A highly infectious disease anywhere can become a highly infectious disease everywhere
Lord Herbert of South Downs
My Lords, the World Health Organization pronounced Europe free of polio 20 years ago, but that was clearly not the case globally. Its emergence here is surely a reminder that a highly infectious disease anywhere can become a highly infectious disease everywhere. Is it not also a reminder of the need therefore for vigilance against such infectious diseases, which are not beaten until they are fully beaten globally? There are other diseases such as TB where there is not even a vaccine. Will my noble friend consider the importance therefore of renewing the UK’s commitment to the Global Polio Eradication Initiative to ensure that, once and for all, this beatable disease is beaten?

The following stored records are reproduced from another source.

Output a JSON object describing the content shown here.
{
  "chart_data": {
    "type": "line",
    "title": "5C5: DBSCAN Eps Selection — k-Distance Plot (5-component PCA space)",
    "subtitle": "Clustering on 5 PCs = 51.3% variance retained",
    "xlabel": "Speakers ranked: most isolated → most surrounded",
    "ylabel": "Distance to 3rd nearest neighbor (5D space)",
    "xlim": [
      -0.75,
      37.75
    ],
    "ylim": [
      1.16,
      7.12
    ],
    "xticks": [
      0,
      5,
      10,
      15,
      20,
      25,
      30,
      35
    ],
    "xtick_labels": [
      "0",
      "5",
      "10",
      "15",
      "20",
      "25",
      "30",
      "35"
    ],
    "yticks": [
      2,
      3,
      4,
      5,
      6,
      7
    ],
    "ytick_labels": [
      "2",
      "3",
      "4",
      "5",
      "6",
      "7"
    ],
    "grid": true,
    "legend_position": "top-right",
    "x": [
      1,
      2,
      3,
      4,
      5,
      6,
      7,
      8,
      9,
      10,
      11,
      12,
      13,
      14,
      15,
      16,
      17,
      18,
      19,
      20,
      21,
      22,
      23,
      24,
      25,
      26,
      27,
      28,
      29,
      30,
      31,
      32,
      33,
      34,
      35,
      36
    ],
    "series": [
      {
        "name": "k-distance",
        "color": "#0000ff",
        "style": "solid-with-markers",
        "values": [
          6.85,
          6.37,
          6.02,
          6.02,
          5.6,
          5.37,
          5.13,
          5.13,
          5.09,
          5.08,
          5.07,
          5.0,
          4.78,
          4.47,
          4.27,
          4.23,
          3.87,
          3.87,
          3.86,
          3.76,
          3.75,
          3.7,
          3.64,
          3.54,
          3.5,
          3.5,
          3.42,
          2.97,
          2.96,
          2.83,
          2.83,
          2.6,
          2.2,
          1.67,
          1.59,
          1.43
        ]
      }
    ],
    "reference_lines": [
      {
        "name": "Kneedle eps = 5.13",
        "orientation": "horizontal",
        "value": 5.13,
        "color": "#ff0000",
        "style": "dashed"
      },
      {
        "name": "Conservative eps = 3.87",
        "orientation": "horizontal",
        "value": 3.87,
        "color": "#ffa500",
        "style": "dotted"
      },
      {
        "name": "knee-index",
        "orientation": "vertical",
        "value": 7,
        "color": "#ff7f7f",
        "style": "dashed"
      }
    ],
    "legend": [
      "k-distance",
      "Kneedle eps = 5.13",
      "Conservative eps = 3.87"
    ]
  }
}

The Parliamentary Under-Secretary of State, Department of Health and Social Care (Lord Kamall)
My noble friend makes a very important point. Even though a number of countries have been declared polio-free, including the UK because of our high level of polio vaccination, we should be clear that it has been detected and it has derived from someone having had a polio vaccine, probably an oral vaccine—the sugar cube that many of us will remember from our youth, rather than the injection that a person receives now as part of their 6-in-1. That has the potential to spread, and it is why the UKHSA is monitoring it. The important message is to remind everyone: check your red book, check your medical records, check your vaccination record. If you have not been vaccinated against polio or have not had the booster, go to your GP and get it as quickly as possible.